Just as with our biking trips, hiking trips are limited to no more than 12 students and there are always two trip leaders. Our hiking trips are designed to give our students a carefully crafted series of challenges with a clearly defined goal.
For example, our hiking trip in Colorado, Rocky Mountain Explorer, starts with a few days of introductory hikes with light packs in Rocky Mountain National Park to acclimatize before heading into the backcountry for a remote wilderness experience. At the end of the backcountry, the group has a break from the trail as they spend two days on a rafting trip on the Arkansas River. The final days find the group taking on their last challenge: climbing Mount Yale, one of Colorado’s famous 14ers. Standing atop Mount Yale’s 14,192 ft. summit is a fitting end to the trip – an exciting and thoroughly satisfying high point.
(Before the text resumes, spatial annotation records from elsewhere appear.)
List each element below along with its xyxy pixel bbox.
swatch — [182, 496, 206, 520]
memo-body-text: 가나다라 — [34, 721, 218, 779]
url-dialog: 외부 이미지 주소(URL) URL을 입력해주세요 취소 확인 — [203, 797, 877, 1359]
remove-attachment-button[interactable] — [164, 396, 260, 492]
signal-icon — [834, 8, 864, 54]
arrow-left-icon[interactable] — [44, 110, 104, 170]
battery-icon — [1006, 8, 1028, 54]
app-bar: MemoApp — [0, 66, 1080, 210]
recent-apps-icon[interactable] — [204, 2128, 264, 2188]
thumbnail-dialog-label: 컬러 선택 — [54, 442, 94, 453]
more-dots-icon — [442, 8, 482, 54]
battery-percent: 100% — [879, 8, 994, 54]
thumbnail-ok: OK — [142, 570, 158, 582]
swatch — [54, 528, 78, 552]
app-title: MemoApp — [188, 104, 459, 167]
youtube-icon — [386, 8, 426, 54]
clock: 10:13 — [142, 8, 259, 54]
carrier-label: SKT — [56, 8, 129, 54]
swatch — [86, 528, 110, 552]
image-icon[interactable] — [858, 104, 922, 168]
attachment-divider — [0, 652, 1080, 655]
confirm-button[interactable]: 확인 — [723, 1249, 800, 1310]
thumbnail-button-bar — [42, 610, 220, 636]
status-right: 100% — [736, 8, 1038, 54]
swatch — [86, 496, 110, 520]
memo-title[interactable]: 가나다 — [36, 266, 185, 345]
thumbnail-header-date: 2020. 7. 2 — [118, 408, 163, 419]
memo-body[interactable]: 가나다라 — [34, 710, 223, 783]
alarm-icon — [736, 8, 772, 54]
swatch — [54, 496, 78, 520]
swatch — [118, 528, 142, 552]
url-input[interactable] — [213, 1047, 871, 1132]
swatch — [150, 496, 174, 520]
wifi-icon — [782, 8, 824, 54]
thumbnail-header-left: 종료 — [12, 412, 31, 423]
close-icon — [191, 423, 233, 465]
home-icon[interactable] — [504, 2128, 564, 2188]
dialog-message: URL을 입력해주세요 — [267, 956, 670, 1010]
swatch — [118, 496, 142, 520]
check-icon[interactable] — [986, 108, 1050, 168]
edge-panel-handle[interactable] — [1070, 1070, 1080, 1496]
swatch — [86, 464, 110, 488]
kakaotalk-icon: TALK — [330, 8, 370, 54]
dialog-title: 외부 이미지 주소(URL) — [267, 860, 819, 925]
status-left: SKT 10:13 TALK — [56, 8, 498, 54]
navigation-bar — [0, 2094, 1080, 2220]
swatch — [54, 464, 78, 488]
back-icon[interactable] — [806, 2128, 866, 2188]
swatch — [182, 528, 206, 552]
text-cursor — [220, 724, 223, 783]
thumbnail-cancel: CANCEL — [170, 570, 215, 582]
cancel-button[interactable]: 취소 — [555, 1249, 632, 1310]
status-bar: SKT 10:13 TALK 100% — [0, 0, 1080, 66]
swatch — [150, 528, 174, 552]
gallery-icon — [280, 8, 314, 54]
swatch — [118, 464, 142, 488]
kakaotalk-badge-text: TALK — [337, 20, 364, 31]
Over the years we have built on this model of small groups and carefully crafted challenges and expanded our hiking offerings so that there is a wide range of options.
For students currently in grades 7, 8 and 9 there are three 2-week options: New England Explorer (a 3 on our challenge level scale of 1-10); Blue Ridge Explorer (a 3); and Rocky Mountain Explorer (a 4). We also have a 3-week option in Washington on our Northwest Explorer trip (a 5).
For students in grades 8-12 there are three options out West and all are three weeks long: Yellowstone Teton Explorer (a 6); High Sierra Explorer (a 7); and Alaska Explorer (a 7). All of these programs spend eight to ten days in the backcountry in addition to kayaking, rafting, rock climbing, or mountaineering.
Current 9th through 12th graders can join us for a month in Europe on our European Explorer (a 7) or on our ultimate hiking trip in the Swiss Alps, the Alpine Challenge (a 10).
Finally, our Alaska Leadership Course (a 9) is a trip that teaches our students in 10th-12th grade all that we’ve learned about outdoor leadership in over two decades of leading students from New England to the Rockies to Alaska and Europe.